One week later, he came into the gatehouse and dropped a small box on the table; it landed with a rattling sound. "Do either of you know how to play dominoes?" he asked, with an air of grim purpose.

"Dominoes!" said Valjean, with some amazement. "When would I have learned to play dominoes?"

"That," said Javert, opening the box and beginning to spread the pieces on the table, "Is exactly what I said to the prefect today. But, apparently, if one wishes to gain the trust of the men of the Barriéres, one must know how to play dominoes, and thus it is my duty. We shall learn together."

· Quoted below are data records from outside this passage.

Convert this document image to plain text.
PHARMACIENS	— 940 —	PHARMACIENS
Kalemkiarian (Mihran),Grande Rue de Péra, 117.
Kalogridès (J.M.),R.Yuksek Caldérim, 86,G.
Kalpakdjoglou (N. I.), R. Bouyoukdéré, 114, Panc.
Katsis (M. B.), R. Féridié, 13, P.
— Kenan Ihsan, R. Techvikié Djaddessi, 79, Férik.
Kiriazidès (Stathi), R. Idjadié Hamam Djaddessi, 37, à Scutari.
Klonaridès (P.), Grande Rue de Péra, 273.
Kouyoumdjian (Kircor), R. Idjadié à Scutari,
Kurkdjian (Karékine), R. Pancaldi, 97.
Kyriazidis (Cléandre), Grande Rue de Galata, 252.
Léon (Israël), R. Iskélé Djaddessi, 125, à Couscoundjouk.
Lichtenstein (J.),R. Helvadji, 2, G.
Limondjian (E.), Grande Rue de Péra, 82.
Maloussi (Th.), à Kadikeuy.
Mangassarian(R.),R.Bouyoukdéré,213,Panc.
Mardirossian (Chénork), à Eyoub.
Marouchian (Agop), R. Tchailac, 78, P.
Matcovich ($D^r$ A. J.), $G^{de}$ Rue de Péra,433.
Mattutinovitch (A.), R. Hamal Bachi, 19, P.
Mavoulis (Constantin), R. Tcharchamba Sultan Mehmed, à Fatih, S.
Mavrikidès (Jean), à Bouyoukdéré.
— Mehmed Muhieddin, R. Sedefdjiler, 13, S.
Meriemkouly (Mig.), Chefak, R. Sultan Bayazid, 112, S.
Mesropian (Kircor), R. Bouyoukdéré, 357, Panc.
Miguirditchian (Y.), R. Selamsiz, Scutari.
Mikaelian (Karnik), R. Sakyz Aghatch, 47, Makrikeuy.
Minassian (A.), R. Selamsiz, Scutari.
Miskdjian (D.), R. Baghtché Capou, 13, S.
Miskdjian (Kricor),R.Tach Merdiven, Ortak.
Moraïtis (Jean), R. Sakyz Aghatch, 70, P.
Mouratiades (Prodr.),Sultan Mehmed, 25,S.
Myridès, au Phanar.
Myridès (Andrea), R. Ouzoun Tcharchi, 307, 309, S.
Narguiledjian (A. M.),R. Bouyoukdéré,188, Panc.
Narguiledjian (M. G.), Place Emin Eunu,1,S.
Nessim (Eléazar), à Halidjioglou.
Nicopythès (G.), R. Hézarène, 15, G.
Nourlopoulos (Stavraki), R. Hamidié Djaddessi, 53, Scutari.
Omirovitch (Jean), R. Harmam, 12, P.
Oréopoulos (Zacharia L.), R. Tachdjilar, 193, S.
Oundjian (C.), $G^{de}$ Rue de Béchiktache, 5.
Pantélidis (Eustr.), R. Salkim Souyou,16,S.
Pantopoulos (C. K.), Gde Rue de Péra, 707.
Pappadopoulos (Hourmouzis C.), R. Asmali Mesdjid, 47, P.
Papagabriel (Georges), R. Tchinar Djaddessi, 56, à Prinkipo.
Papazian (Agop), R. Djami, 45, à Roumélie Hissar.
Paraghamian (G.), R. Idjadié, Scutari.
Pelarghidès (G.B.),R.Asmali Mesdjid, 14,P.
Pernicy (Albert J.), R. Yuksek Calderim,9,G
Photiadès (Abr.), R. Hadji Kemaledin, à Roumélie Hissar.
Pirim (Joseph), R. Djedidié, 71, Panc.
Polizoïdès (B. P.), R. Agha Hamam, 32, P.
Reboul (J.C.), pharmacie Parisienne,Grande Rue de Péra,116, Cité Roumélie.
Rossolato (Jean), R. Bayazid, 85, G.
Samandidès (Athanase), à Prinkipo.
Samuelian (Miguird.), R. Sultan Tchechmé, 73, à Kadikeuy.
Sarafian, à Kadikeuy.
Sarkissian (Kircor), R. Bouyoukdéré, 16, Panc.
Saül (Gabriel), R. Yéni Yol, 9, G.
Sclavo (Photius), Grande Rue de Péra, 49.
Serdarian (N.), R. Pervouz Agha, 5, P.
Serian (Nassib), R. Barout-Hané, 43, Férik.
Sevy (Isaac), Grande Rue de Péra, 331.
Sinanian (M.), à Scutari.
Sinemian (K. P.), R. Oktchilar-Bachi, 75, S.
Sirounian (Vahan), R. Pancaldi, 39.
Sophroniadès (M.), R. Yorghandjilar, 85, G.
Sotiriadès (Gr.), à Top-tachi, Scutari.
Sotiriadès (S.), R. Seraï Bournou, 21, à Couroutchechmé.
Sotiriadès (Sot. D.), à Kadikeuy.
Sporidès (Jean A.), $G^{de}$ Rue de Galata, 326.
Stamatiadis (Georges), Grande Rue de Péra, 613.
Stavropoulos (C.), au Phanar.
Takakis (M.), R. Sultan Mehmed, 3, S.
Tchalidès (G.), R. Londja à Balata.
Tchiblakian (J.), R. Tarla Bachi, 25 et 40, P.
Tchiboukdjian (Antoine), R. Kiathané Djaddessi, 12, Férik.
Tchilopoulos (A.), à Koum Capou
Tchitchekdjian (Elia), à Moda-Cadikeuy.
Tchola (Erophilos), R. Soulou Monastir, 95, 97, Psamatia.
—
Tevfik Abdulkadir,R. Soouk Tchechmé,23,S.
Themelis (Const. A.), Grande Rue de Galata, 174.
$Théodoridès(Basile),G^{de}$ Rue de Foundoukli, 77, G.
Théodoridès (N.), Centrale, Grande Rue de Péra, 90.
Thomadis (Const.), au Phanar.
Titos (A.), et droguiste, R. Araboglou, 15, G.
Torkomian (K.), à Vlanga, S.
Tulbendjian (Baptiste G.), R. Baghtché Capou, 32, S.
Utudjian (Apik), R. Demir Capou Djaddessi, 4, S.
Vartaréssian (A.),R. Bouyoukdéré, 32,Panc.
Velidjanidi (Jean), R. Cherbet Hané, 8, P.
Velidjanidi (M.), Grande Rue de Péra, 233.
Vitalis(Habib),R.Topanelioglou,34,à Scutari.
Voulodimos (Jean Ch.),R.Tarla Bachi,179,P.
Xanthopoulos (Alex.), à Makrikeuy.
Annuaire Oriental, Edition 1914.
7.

So it continued, December into January into February, one dark bleak winter, Valjean with each week that passed growing merrier when with Cosette, and grimmer with the two men who knew his secrets, until they counted it enough of a victory not to see him smile, but merely to hear him speak.

And so it happened that in February, the week after Cosette was married, Valjean returned from an evening visit to the Baroness de Pontmercy only very shortly before the Inspector left; and so it happened that, having seen him to the door, Valjean turned to Fauchelevent and said, quite blankly, the first words he had said in that house in two days: "He has sideburns. Of his own." And indeed he had: they were not, yet, as luxuriant as they appeared when the squirrels were secure under his hat; but they were very clearly there, even without animal assistance, if perhaps more visibly gray than before.

"Oh! You have noticed at last, have you?" replied Fauchelevent; "Well, I imagine he does so every year at this time. It is, after all, very nearly spring," he said gently, to Valjean's furrowed brow. "Even the most reliable of police agents are not always reliable in the spring."


	2. That Which Dwells Below the Inspector's Hat and Above His Collar

**Summary for the Chapter:**

> The squirrels went by the names of _Droit_ , which means Right, because she always rode on his right side; and _Devoir_ , which means Duty, because Duty should always be the ruling passion of a man's, or a police squirrel's, life.

**Notes for the Chapter:**

> I did both far too much and not nearly enough squirrel research for this and the following chapters, but note that basically everything in here is more-or-less attested in the literature as having occurred at least once among either wild or pet _Sciurus vulgaris_.

The squirrels went by the names of _Droit_ , which means Right, because she always rode on his right side; and _Devoir_ , which means Duty, because Duty should always be the ruling passion of a man's, or a police squirrel's, life. 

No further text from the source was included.